Combination immunotherapy improves survival in mouse models of mesothelioma
Combined treatment with two cancer immunotherapy drugs - one a novel immune modulator and one that focuses and activates the antitumor immune response - significantly prolonged survival in mouse models of the aggressive cancer malignant mesothelioma. In their report published in Cancer Immunology Research, a team from the Vaccine and Immunotherapy Center (VIC) at Massachusetts General Hospital (MGH) describes how adding AMD3100 (plerixafor) - previously approved for the stimulation of stem cell production prior to bone marrow transplantation - to their investigational drug VIC-008 more than doubled the animals' survival time. Among the mechanisms identified as underlying the combination treatment's effects was changing a population of immunosuppressive T cells into a type that could enhance an antitumor immune response.
"Mesothelioma, a tumor that is caused by asbestos exposure, has been extremely hard to treat; and patients usually survive only 12 to 18 month after diagnosis," says Mark Poznansky, MD, PhD, director of the MGH-VIC and senior author of the report. "Since the advent of cancer immunotherapy, people have tried to apply immunotherapeutic drugs to mesothelioma with limited success. We are very excited at the prospect that this drug combination may be much more effective in prolonging patients' lives."
The study is the result of a collaboration between Poznansky and Jeffrey Gelfand, MD, an MGH-VIC investigator who had developed VIC-008 - also called Jantibody, in memory of Gelfand's wife Janet who succumbed to ovarian cancer - as a potential treatment for ovarian cancer. VIC-008 is a fusion protein combining an immune-activating protein from the tuberculosis bacteria with a small antibody fragment targeting mesothelin, a protein expressed in several types of tumor - including mesothelioma, pancreatic and ovarian cancer. While previous research had shown some effectiveness of this molecule in a mouse model of ovarian cancer, that benefit was limited by the immunosuppressive environment within tumors, particularly the presence of regulatory T cells (Tregs). The current combination appears to overcome this limitation.
Poznansky's team - with lead scientist Huabiao Chen, PhD, corresponding author of the current report - had been investigating applications of AMD3100, a drug that blocks the CXCR4/CXCR12 signaling pathway known to be involved in cancer development and in the way in which mesothelioma evades the immune system. While research has supported AMD3100's ability to inhibit tumor growth and metastasis, the mechanism behind its effects on mesothelioma had not been determined. Since expression of CXCR4 and CXCR12 are increased as mesothelioma progresses, VIC researchers investigated the potential of combining AMD3100 with VIC-008 to treat these tumors.
Their series of experiment in two different mesothelioma mouse models found the following:
- While single-agent treatment with either drug had limited effects against mesothelioma, treatment with both drugs significantly reduced tumor size and prolonged the animals' survival.
- Treatment with VIC-008 increased lymphocyte infiltration of tumors and both the levels and the anti-tumor response of CD8 T cells, which kill damaged or infected cells.
- AMD3100, alone or in combination with VIC-008, decreases expression of the immune checkpoint molecule PD-1 on CD8 T cells, implying that the CXCR4/CXCR12 pathway modulates PD-1 expression.
- AMD3100, alone or in combination, reduced the number of tumor-infiltrating Treg cells and increased the proportion of CD8 T cells.
- AMD3100 further reduces immune suppression by shifting characteristics of Tregs toward those of helper T cells, which would enhance antitumor effects.

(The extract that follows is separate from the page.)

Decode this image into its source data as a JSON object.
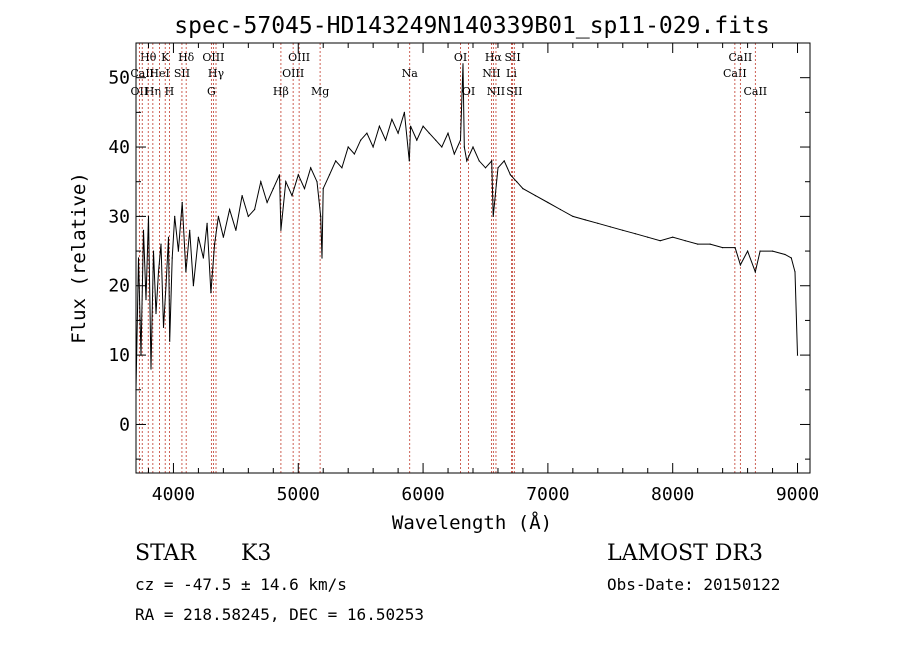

"The apparent ability to change immunosuppressive T cells within the tumor into T cell types that are more active and potentially helpful against cancer was a really exciting finding, and one that we're continuing to investigate," says Poznansky, who is an associate professor of Medicine at Harvard Medical School (HMS).

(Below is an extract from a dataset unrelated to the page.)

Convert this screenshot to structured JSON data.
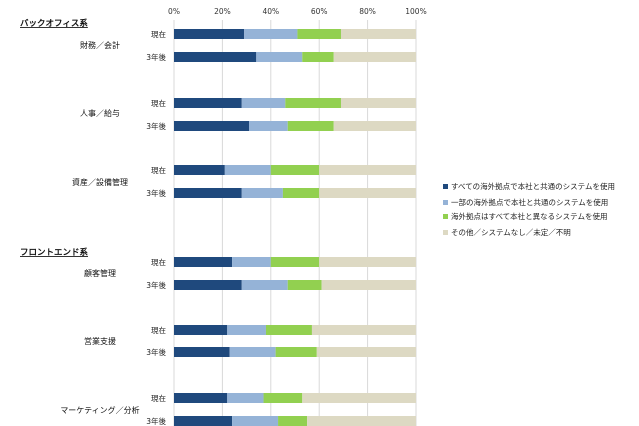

Chen adds, "We believe that we can find an approach that combines Jantibody and AMD3100 to regroup and redirect immune responses in order to combat cancer." He is an instructor in Medicine at HMS.
Gelfand, a senior scientist at VIC and professor (part-time) at HMS, says, "AMD3100 is already an FDA-approved drug, whose use and application the MGH VIC is hoping to extend in various cancers. Jantibody focuses the AMD3100-invigorated immune response on critical tumor structures, markedly enhancing tumor control. We hope these data will help to move Jantibody closer to human tumor therapy, fulfilling one of my wife's last wishes."